- Max Lea MBE (left) presented with the 50-plus years membership award by Eric Peter Molyneux (right)
- Born: 26 August 1923 Isle of Wight, England
- Died: 30 May 2023 Borehamwood, Hertfordshire, England
- Allegiance: United Kingdom
- Service years: 1943-1947
- Rank: Petty Officer; Sergeant;
- Service number: R267870
- Unit: Merchant Navy; Royal Army Medical Corps;
- Conflicts: D-Day
- Awards: 1939-1945 Star (1947); Atlantic Star with France & Germany Bar (1947); Arctic Star (1947); Africa Star (1947); Pacific Star (1947); Italy Star (1947); Defence Medal (1947); 1939-1945 War Medal (1947); 75th Anniversary of the Victory in the Great Patriotic War 1941-1945 (2021); Chevalier de la Légion d'honneur (2021);
- Other work: Before, During and After (2004)

= Eric Peter Molyneux =

Eric Peter Molyneux (26 August 1923 - 30 May 2023) was a war veteran who served on board HMS Prince Charles with the Merchant Navy on D-Day. His ship took the US 2nd Rangers to Omaha on the morning of June 6, 1944.

== Early life ==
Eric Peter Molyneux lived in Welwyn with his parents, Harold and Emily Molyneux. They moved to Borehamwood in 1936 as his father was working in Elstree Studios, which was still recovering from a huge fire. His mother was a nanny, and he had two brothers. He and his family occupied 40 Hillside Avenue, which he recalled "a large plum tree at the front, and that the bathroom was in the kitchen area (just inside the back door), and when World War II broke out we had an Anderson shelter built in the back garden."

== Early career ==
In the early 1940s, he had a paper round job, in which he found incendiary bomb cases in Melrose Avenue. He went to school in Furzehill Road and gained a free scholarship to Greggs Business college in Finsbury Park for two years, learning shorthand and typing. Molyneux was a part-time messenger at the so-called Ambulance Centre in the old Village Hall, now 96 Shenley Road.

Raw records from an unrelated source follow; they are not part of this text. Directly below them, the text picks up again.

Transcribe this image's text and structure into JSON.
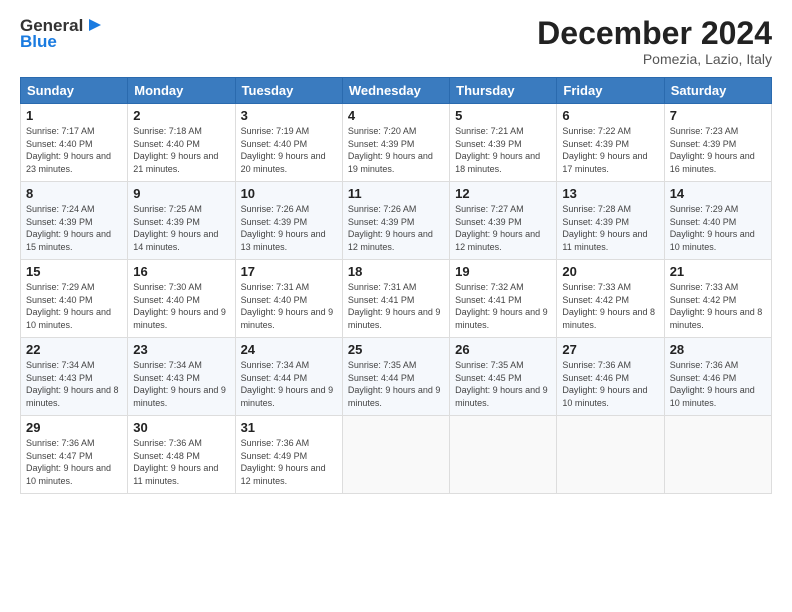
{
  "logo": {
    "text_general": "General",
    "text_blue": "Blue"
  },
  "header": {
    "month": "December 2024",
    "location": "Pomezia, Lazio, Italy"
  },
  "weekdays": [
    "Sunday",
    "Monday",
    "Tuesday",
    "Wednesday",
    "Thursday",
    "Friday",
    "Saturday"
  ],
  "weeks": [
    [
      {
        "day": "1",
        "sunrise": "7:17 AM",
        "sunset": "4:40 PM",
        "daylight": "9 hours and 23 minutes."
      },
      {
        "day": "2",
        "sunrise": "7:18 AM",
        "sunset": "4:40 PM",
        "daylight": "9 hours and 21 minutes."
      },
      {
        "day": "3",
        "sunrise": "7:19 AM",
        "sunset": "4:40 PM",
        "daylight": "9 hours and 20 minutes."
      },
      {
        "day": "4",
        "sunrise": "7:20 AM",
        "sunset": "4:39 PM",
        "daylight": "9 hours and 19 minutes."
      },
      {
        "day": "5",
        "sunrise": "7:21 AM",
        "sunset": "4:39 PM",
        "daylight": "9 hours and 18 minutes."
      },
      {
        "day": "6",
        "sunrise": "7:22 AM",
        "sunset": "4:39 PM",
        "daylight": "9 hours and 17 minutes."
      },
      {
        "day": "7",
        "sunrise": "7:23 AM",
        "sunset": "4:39 PM",
        "daylight": "9 hours and 16 minutes."
      }
    ],
    [
      {
        "day": "8",
        "sunrise": "7:24 AM",
        "sunset": "4:39 PM",
        "daylight": "9 hours and 15 minutes."
      },
      {
        "day": "9",
        "sunrise": "7:25 AM",
        "sunset": "4:39 PM",
        "daylight": "9 hours and 14 minutes."
      },
      {
        "day": "10",
        "sunrise": "7:26 AM",
        "sunset": "4:39 PM",
        "daylight": "9 hours and 13 minutes."
      },
      {
        "day": "11",
        "sunrise": "7:26 AM",
        "sunset": "4:39 PM",
        "daylight": "9 hours and 12 minutes."
      },
      {
        "day": "12",
        "sunrise": "7:27 AM",
        "sunset": "4:39 PM",
        "daylight": "9 hours and 12 minutes."
      },
      {
        "day": "13",
        "sunrise": "7:28 AM",
        "sunset": "4:39 PM",
        "daylight": "9 hours and 11 minutes."
      },
      {
        "day": "14",
        "sunrise": "7:29 AM",
        "sunset": "4:40 PM",
        "daylight": "9 hours and 10 minutes."
      }
    ],
    [
      {
        "day": "15",
        "sunrise": "7:29 AM",
        "sunset": "4:40 PM",
        "daylight": "9 hours and 10 minutes."
      },
      {
        "day": "16",
        "sunrise": "7:30 AM",
        "sunset": "4:40 PM",
        "daylight": "9 hours and 9 minutes."
      },
      {
        "day": "17",
        "sunrise": "7:31 AM",
        "sunset": "4:40 PM",
        "daylight": "9 hours and 9 minutes."
      },
      {
        "day": "18",
        "sunrise": "7:31 AM",
        "sunset": "4:41 PM",
        "daylight": "9 hours and 9 minutes."
      },
      {
        "day": "19",
        "sunrise": "7:32 AM",
        "sunset": "4:41 PM",
        "daylight": "9 hours and 9 minutes."
      },
      {
        "day": "20",
        "sunrise": "7:33 AM",
        "sunset": "4:42 PM",
        "daylight": "9 hours and 8 minutes."
      },
      {
        "day": "21",
        "sunrise": "7:33 AM",
        "sunset": "4:42 PM",
        "daylight": "9 hours and 8 minutes."
      }
    ],
    [
      {
        "day": "22",
        "sunrise": "7:34 AM",
        "sunset": "4:43 PM",
        "daylight": "9 hours and 8 minutes."
      },
      {
        "day": "23",
        "sunrise": "7:34 AM",
        "sunset": "4:43 PM",
        "daylight": "9 hours and 9 minutes."
      },
      {
        "day": "24",
        "sunrise": "7:34 AM",
        "sunset": "4:44 PM",
        "daylight": "9 hours and 9 minutes."
      },
      {
        "day": "25",
        "sunrise": "7:35 AM",
        "sunset": "4:44 PM",
        "daylight": "9 hours and 9 minutes."
      },
      {
        "day": "26",
        "sunrise": "7:35 AM",
        "sunset": "4:45 PM",
        "daylight": "9 hours and 9 minutes."
      },
      {
        "day": "27",
        "sunrise": "7:36 AM",
        "sunset": "4:46 PM",
        "daylight": "9 hours and 10 minutes."
      },
      {
        "day": "28",
        "sunrise": "7:36 AM",
        "sunset": "4:46 PM",
        "daylight": "9 hours and 10 minutes."
      }
    ],
    [
      {
        "day": "29",
        "sunrise": "7:36 AM",
        "sunset": "4:47 PM",
        "daylight": "9 hours and 10 minutes."
      },
      {
        "day": "30",
        "sunrise": "7:36 AM",
        "sunset": "4:48 PM",
        "daylight": "9 hours and 11 minutes."
      },
      {
        "day": "31",
        "sunrise": "7:36 AM",
        "sunset": "4:49 PM",
        "daylight": "9 hours and 12 minutes."
      },
      null,
      null,
      null,
      null
    ]
  ],
  "labels": {
    "sunrise": "Sunrise:",
    "sunset": "Sunset:",
    "daylight": "Daylight:"
  }
}
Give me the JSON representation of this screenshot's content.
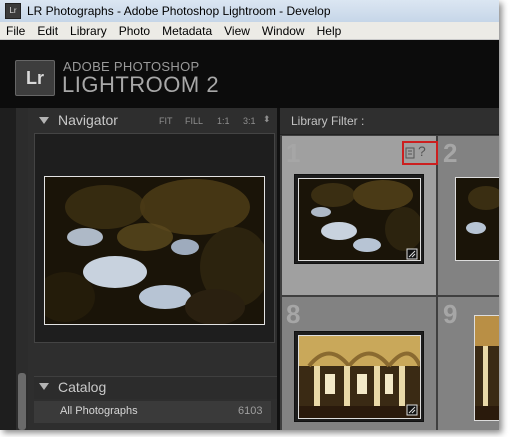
{
  "window": {
    "title": "LR Photographs - Adobe Photoshop Lightroom - Develop",
    "app_icon": "lightroom-app-icon"
  },
  "menu": [
    "File",
    "Edit",
    "Library",
    "Photo",
    "Metadata",
    "View",
    "Window",
    "Help"
  ],
  "identity_plate": {
    "badge": "Lr",
    "line1": "ADOBE PHOTOSHOP",
    "line2": "LIGHTROOM 2"
  },
  "navigator": {
    "title": "Navigator",
    "zoom_options": [
      "FIT",
      "FILL",
      "1:1",
      "3:1"
    ],
    "zoom_more_icon": "updown-arrow-icon"
  },
  "catalog": {
    "title": "Catalog",
    "rows": [
      {
        "label": "All Photographs",
        "count": "6103"
      }
    ]
  },
  "library_filter": {
    "label": "Library Filter :"
  },
  "grid": {
    "cells": [
      {
        "number": "1",
        "selected": true,
        "badges": "?"
      },
      {
        "number": "2",
        "selected": false
      },
      {
        "number": "8",
        "selected": false
      },
      {
        "number": "9",
        "selected": false
      }
    ]
  },
  "colors": {
    "accent_highlight": "#cc1f1f",
    "panel_bg": "#2e2e2e",
    "grid_bg": "#828282",
    "selected_cell": "#a0a0a0"
  }
}
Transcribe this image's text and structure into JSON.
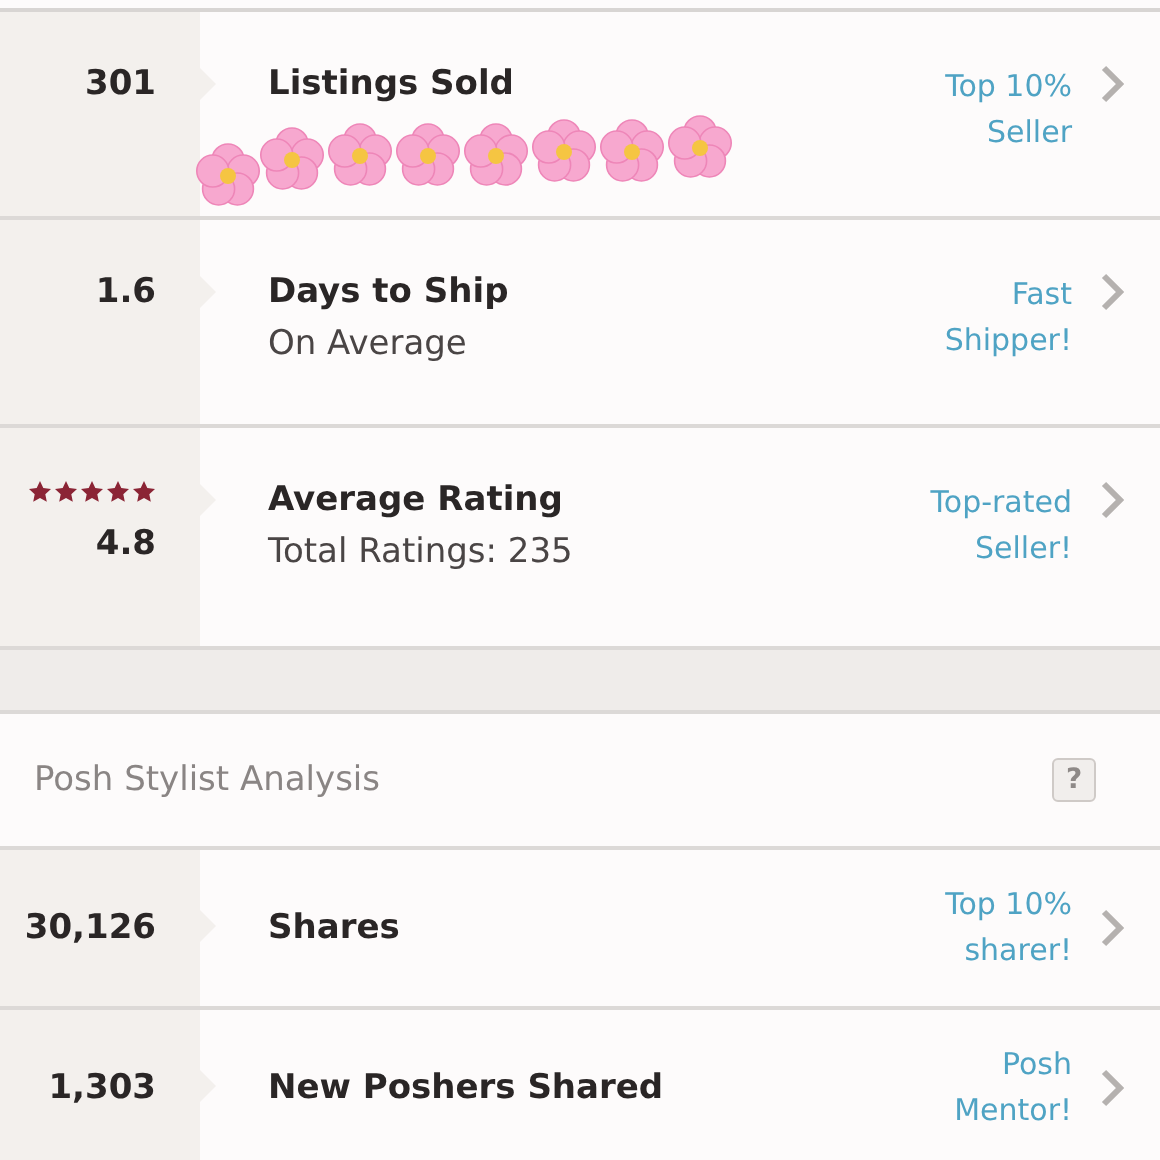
{
  "seller_stats": [
    {
      "value": "301",
      "title": "Listings Sold",
      "badge": "Top 10%\nSeller",
      "stickers": true
    },
    {
      "value": "1.6",
      "title": "Days to Ship",
      "subtitle": "On Average",
      "badge": "Fast\nShipper!"
    },
    {
      "value": "4.8",
      "stars": 5,
      "title": "Average Rating",
      "subtitle": "Total Ratings: 235",
      "badge": "Top-rated\nSeller!"
    }
  ],
  "section": {
    "title": "Posh Stylist Analysis",
    "help": "?"
  },
  "stylist_stats": [
    {
      "value": "30,126",
      "title": "Shares",
      "badge": "Top 10%\nsharer!"
    },
    {
      "value": "1,303",
      "title": "New Poshers Shared",
      "badge": "Posh\nMentor!"
    }
  ]
}
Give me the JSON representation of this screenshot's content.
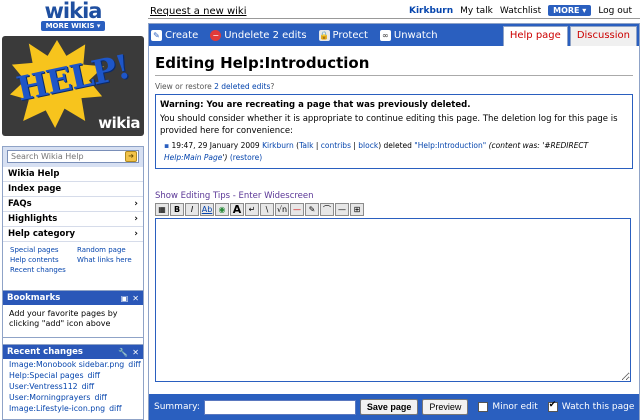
{
  "topbar": {
    "logo_text": "wikia",
    "more_wikis": "MORE WIKIS ▾",
    "request_link": "Request a new wiki",
    "user": "Kirkburn",
    "my_talk": "My talk",
    "watchlist": "Watchlist",
    "more": "MORE ▾",
    "logout": "Log out"
  },
  "sidebar": {
    "help_logo_text": "HELP!",
    "help_logo_wikia": "wikia",
    "search_placeholder": "Search Wikia Help",
    "nav": [
      {
        "label": "Wikia Help",
        "chevron": ""
      },
      {
        "label": "Index page",
        "chevron": ""
      },
      {
        "label": "FAQs",
        "chevron": "›"
      },
      {
        "label": "Highlights",
        "chevron": "›"
      },
      {
        "label": "Help category",
        "chevron": "›"
      }
    ],
    "quicklinks": [
      "Special pages",
      "Random page",
      "Help contents",
      "What links here",
      "Recent changes"
    ]
  },
  "bookmarks": {
    "title": "Bookmarks",
    "body": "Add your favorite pages by clicking \"add\" icon above"
  },
  "recent_changes": {
    "title": "Recent changes",
    "items": [
      {
        "page": "Image:Monobook sidebar.png",
        "diff": "diff"
      },
      {
        "page": "Help:Special pages",
        "diff": "diff"
      },
      {
        "page": "User:Ventress112",
        "diff": "diff"
      },
      {
        "page": "User:Morningprayers",
        "diff": "diff"
      },
      {
        "page": "Image:Lifestyle-icon.png",
        "diff": "diff"
      }
    ]
  },
  "actions": {
    "create": "Create",
    "undelete": "Undelete 2 edits",
    "protect": "Protect",
    "unwatch": "Unwatch"
  },
  "tabs": {
    "help_page": "Help page",
    "discussion": "Discussion"
  },
  "page": {
    "heading": "Editing Help:Introduction",
    "subtitle_prefix": "View or restore ",
    "subtitle_link": "2 deleted edits",
    "subtitle_suffix": "?"
  },
  "warning": {
    "title": "Warning: You are recreating a page that was previously deleted.",
    "body": "You should consider whether it is appropriate to continue editing this page. The deletion log for this page is provided here for convenience:",
    "log_time": "19:47, 29 January 2009",
    "log_user": "Kirkburn",
    "log_talk": "Talk",
    "log_contribs": "contribs",
    "log_block": "block",
    "log_action": "deleted",
    "log_page": "\"Help:Introduction\"",
    "log_reason_prefix": "(content was: '#REDIRECT ",
    "log_reason_link": "Help:Main Page",
    "log_reason_suffix": "')",
    "log_restore": "(restore)"
  },
  "editor": {
    "tips": "Show Editing Tips",
    "separator": " - ",
    "widescreen": "Enter Widescreen",
    "toolbar_buttons": [
      "▦",
      "B",
      "I",
      "Ab",
      "◉",
      "A",
      "↵",
      "\\",
      "√n",
      "—",
      "✎",
      "⌒",
      "—",
      "⊞"
    ]
  },
  "savebar": {
    "summary_label": "Summary:",
    "save": "Save page",
    "preview": "Preview",
    "minor_edit": "Minor edit",
    "watch": "Watch this page"
  },
  "colors": {
    "accent_blue": "#2a5fbf",
    "tab_red": "#cc0000",
    "logo_yellow": "#f7c41d"
  }
}
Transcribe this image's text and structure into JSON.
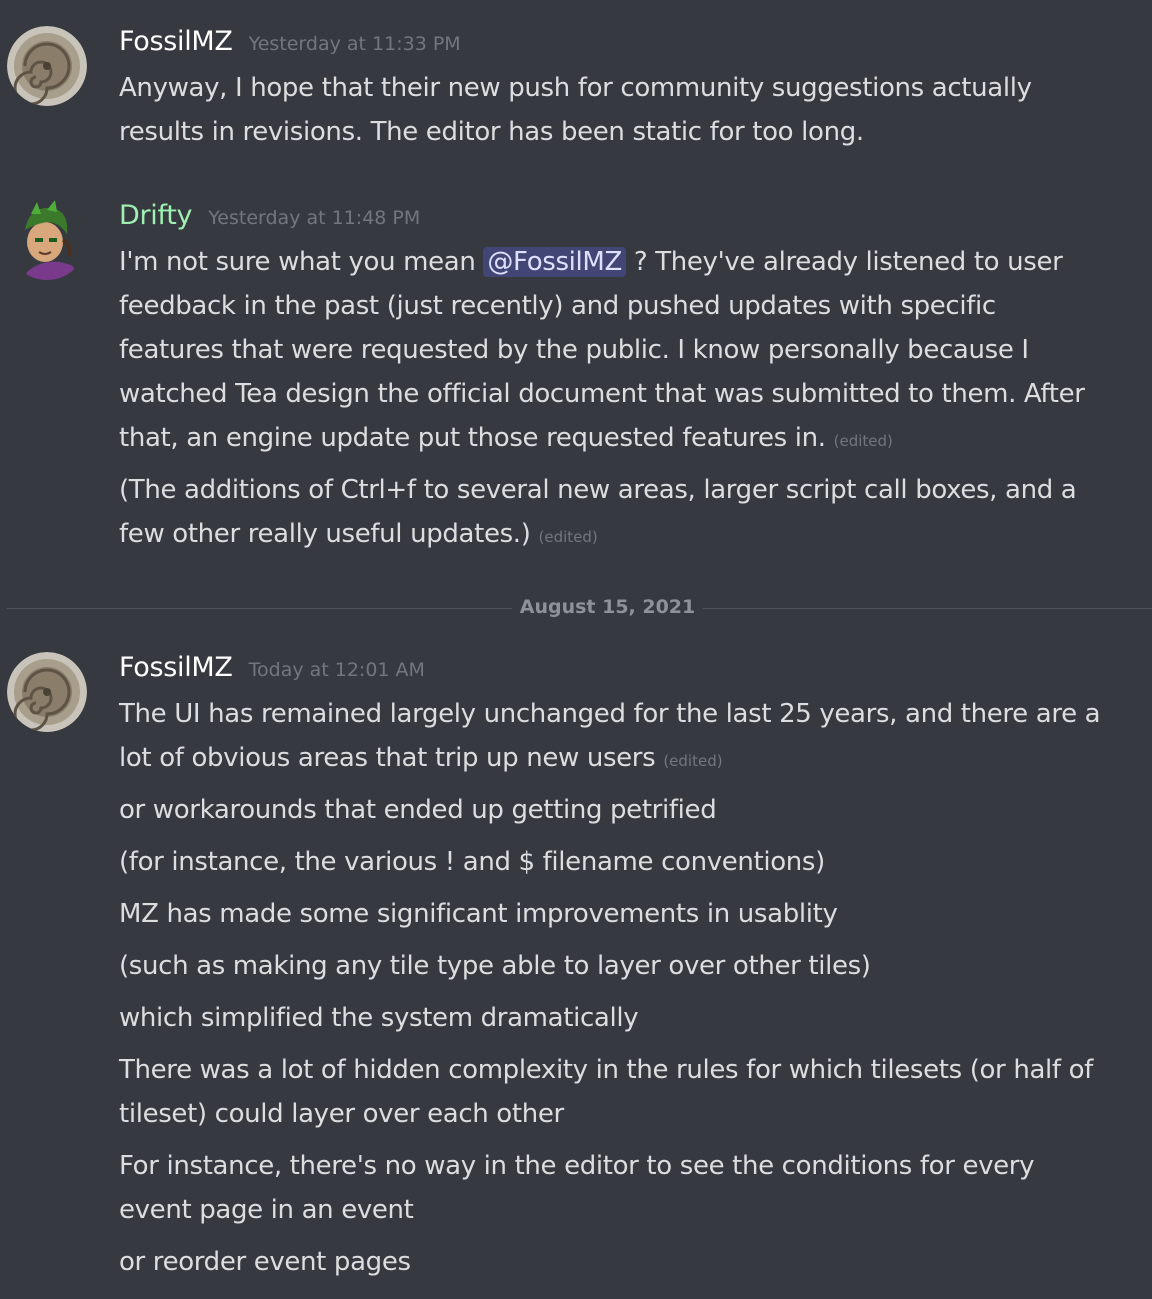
{
  "messages": [
    {
      "author": "FossilMZ",
      "timestamp": "Yesterday at 11:33 PM",
      "lines": [
        "Anyway, I hope that their new push for community suggestions actually",
        "results in revisions.  The editor has been static for too long."
      ]
    },
    {
      "author": "Drifty",
      "timestamp": "Yesterday at 11:48 PM",
      "line1_pre": "I'm not sure what you mean ",
      "mention": "@FossilMZ",
      "line1_post": " ? They've already listened to user",
      "lines": [
        "feedback in the past (just recently) and pushed updates with specific",
        "features that were requested by the public. I know personally because I",
        "watched Tea design the official document that was submitted to them. After",
        "that, an engine update put those requested features in."
      ],
      "followup": [
        "(The additions of Ctrl+f to several new areas, larger script call boxes, and a",
        "few other really useful updates.)"
      ]
    },
    {
      "author": "FossilMZ",
      "timestamp": "Today at 12:01 AM",
      "lines": [
        "The UI has remained largely unchanged for the last 25 years, and there are a",
        "lot of obvious areas that trip up new users",
        "or workarounds that ended up getting petrified",
        "(for instance, the various ! and $ filename conventions)",
        "MZ has made some significant improvements in usablity",
        "(such as making any tile type able to layer over other tiles)",
        "which simplified the system dramatically",
        "There was a lot of hidden complexity in the rules for which tilesets (or half of",
        "tileset) could layer over each other",
        "For instance, there's no way in the editor to see the conditions for every",
        "event page in an event",
        "or reorder event pages"
      ]
    }
  ],
  "edited_label": "(edited)",
  "date_divider": "August 15, 2021",
  "colors": {
    "background": "#36393f",
    "text": "#dcddde",
    "drifty_name": "#9ff0b2",
    "timestamp": "#72767d",
    "mention_bg": "#414675"
  },
  "icons": [
    "ammonite-fossil-avatar",
    "drifty-character-avatar"
  ]
}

Eventually, he finished at Finsbury Park and took a job at Elstree with a London insurance firm which evacuated from London and was based in a big house in Barnet Lane.

== Second World War ==
Molyneux took part in the allied Normandy landings and served as a Petty officer on HMS Prince Charles (1941), taking soldiers and landing craft which would take them to Omaha Beach.

Having volunteered in the Merchant Navy since 1942, Molyneux, under the threat of heavy gunfire, collected hundreds of US Rangers in readiness for the morning's invasion which would be part of the largest ever and begin the downfall of Nazi Germany.

His two brothers, Keith and Dennis, were also involved in D-Day and survived.

== Referees Association ==
Molyneux spoke about his time in the Referees Association:"I enthusiastically cycled to watch Arsenal, Tottenham and occasionally to Wembley before becoming interested in refereeing football, obtaining a copy of the Laws, and passing the examination in 1952. As my initial enthusiasm intensified, I joined the Referees Association, and after a few years, I became one of the top Referees in Hertfordshire. However, I did not have the time, ambition, or transport to progress to refereeing at top professional matches. Administratively, I progressed from local, through County, to Divisional and National levels of the RA and FA, becoming involved in training, monitoring, and discussions of Law changes at quite high levels. In 1993 I was appointed Life Member of the Referees Association."Molyneux has also presented the 50-plus years membership award to Max Lea MBE.

He has received the 50 Years Referee Long Service award from the Herts FA.

== Shenley Parish Council ==
Molyneux was the Clerk of the Shenley Parish Council for 10 years.

== Legion of Honour ==
Molyneux was appointed Chevalier de la Légion d'honneur on April 1, 2021, for his role on D-Day, serving on board HMS Prince Charles with the Merchant Navy. His ship took the US 2nd Rangers to Omaha on the morning of June 6, 1944.

The Légion d'honneur has been added to Mr Molyneux's collection. He was presented with a certificate and medal by his family at his home in Borehamwood in May 2021.

Molyneux said he was "shocked and surprised" by the honour which recognises his military engagement and steadfast involvement in the Liberation of France during the war.

His grandson Carl said: "We are all extremely proud of him and we all feel unbelievably lucky to still have him here and we’ve been able to enjoy this special and momentous occasion with him. He's my idol, and part of an irreplaceable generation. We are all proud of our dad, grandad, great-grandad, and great-great-grandad."